Materials and Methods: At our institution, we conducted a retrospective analysis of 33 patients with aCVJ pathologies treated using an endonasal endoscopic approach, either as a standalone procedure or in combination with traditional surgical techniques, between January 2015 and June 2025. Nine patients underwent anterior C1-C2 fixation using a combination of the endonasal endoscopic technique and a conventional anterior transcervical approach, all for the treatment of non-union odontoid fractures. Three patients with congenital CVJ malformations underwent C1-C2 decompression and fusion entirely through an endoscopic route. In thirteen patients with irreducible bulbar compression caused by odontoid process migration and/or a retro-odontoid inflammatory process, an endonasal odontoidectomy was performed. In these cases, the anterior arch of C1 was preserved and later used as a support point for anterior C1-C2 screw fixation.

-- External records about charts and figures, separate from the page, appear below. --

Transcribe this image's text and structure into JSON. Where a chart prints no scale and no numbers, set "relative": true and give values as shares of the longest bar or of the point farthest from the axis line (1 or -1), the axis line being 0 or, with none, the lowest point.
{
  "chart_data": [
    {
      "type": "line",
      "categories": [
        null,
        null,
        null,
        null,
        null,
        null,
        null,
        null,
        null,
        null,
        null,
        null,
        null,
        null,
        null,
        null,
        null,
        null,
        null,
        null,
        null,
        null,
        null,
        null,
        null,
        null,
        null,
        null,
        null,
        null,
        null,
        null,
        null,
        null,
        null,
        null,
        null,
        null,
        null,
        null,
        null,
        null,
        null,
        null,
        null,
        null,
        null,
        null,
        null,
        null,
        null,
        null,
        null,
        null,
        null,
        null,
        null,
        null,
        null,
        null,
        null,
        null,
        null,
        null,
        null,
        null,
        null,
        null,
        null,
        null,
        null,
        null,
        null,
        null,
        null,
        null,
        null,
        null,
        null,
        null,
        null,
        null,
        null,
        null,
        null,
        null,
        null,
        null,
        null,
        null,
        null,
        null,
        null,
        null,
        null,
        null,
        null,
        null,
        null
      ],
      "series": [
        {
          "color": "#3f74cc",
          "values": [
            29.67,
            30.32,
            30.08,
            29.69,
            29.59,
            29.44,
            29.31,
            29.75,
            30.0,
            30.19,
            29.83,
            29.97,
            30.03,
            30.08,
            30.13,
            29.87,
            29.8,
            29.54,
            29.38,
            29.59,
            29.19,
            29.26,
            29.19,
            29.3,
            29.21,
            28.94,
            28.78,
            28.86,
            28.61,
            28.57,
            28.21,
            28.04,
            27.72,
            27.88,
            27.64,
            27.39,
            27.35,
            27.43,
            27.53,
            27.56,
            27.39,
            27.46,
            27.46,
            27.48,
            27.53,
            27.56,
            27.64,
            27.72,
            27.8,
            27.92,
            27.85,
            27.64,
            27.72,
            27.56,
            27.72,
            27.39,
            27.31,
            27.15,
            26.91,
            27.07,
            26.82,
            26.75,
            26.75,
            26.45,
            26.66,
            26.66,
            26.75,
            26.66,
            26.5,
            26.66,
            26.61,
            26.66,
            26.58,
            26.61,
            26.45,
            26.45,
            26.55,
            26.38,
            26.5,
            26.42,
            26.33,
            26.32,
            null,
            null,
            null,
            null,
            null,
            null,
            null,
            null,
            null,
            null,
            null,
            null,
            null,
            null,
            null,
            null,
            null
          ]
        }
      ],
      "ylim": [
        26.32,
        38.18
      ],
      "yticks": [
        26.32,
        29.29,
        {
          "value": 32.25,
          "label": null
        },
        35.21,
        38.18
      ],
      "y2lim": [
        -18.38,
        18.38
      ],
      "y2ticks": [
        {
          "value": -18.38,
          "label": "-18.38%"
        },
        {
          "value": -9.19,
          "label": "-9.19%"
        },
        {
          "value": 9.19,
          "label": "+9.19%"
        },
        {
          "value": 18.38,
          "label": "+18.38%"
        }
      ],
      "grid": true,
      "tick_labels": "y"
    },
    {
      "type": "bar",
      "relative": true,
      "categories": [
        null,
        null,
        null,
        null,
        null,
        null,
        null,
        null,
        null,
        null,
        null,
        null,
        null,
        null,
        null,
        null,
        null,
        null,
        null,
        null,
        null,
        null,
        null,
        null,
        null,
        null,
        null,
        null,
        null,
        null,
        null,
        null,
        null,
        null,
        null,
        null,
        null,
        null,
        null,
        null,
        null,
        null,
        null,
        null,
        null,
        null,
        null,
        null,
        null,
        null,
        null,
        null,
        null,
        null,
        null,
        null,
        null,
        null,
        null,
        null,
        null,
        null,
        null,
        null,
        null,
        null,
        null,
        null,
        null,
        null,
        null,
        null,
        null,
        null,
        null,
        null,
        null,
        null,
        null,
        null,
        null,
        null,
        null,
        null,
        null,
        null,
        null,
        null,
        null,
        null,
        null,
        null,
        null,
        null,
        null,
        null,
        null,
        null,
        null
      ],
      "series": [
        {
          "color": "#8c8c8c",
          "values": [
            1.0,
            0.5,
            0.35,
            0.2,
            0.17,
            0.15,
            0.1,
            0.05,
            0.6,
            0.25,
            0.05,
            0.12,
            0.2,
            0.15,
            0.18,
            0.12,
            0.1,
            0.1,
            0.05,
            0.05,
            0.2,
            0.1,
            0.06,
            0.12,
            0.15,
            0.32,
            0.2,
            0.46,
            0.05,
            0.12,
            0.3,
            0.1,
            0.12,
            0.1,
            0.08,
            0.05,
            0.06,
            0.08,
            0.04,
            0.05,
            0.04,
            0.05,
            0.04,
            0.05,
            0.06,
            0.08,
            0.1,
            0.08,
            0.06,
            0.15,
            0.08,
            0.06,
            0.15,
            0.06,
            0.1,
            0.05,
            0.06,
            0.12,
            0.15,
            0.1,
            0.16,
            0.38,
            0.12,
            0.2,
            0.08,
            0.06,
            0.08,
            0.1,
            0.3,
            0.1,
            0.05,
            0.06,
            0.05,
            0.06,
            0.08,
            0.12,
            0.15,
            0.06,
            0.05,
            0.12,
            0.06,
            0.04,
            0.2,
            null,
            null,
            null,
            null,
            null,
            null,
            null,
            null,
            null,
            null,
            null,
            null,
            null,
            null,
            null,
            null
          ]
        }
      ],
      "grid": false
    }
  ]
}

All patients were followed clinically and radiologically for at least five years, with periodic evaluations using MRI, CT scans, and endoscopic outpatient assessments.

Results: Clinically, all patients showed improvement in their Nurick scale scores. Radiologically confirmed bulbar decompression was effectively achieved and maintained in all cases. In patients treated with anterior endoscopic C1-C2 fixation, stable bony fusion was documented. Postoperative complications included cerebrospinal fluid leakage in two cases and mucosal incision dehiscence in another two. All complications were successfully managed without recurrence during subsequent follow-ups. Additionally, two patients underwent occipito-cervical posterior fixation due to pre-existing instability, and no long-term complications were observed in these cases.

Conclusions: The extended endonasal endoscopic approach proves to be a valid alternative to conventional surgical accesses—such as transcervical, transoral, or posterolateral routes—in the treatment of selected pathologies of the anterior craniovertebral junction. This technique offers direct visualization and improved control of the surgical field, reduces overall procedural invasiveness, and often allows preservation of key anatomical structures such as the anterior arch of C1. Moreover, the ability to perform both decompression and anterior C1-C2 fixation in the same surgical session presents a significant advantage, lowering the risk of cranial settling and reducing the need for additional posterior stabilization. The outcomes obtained at our center over a ten-year period demonstrate that, in selected cases, EEA is not only technically feasible but also safe and effective, yielding favorable long-term clinical and radiological results.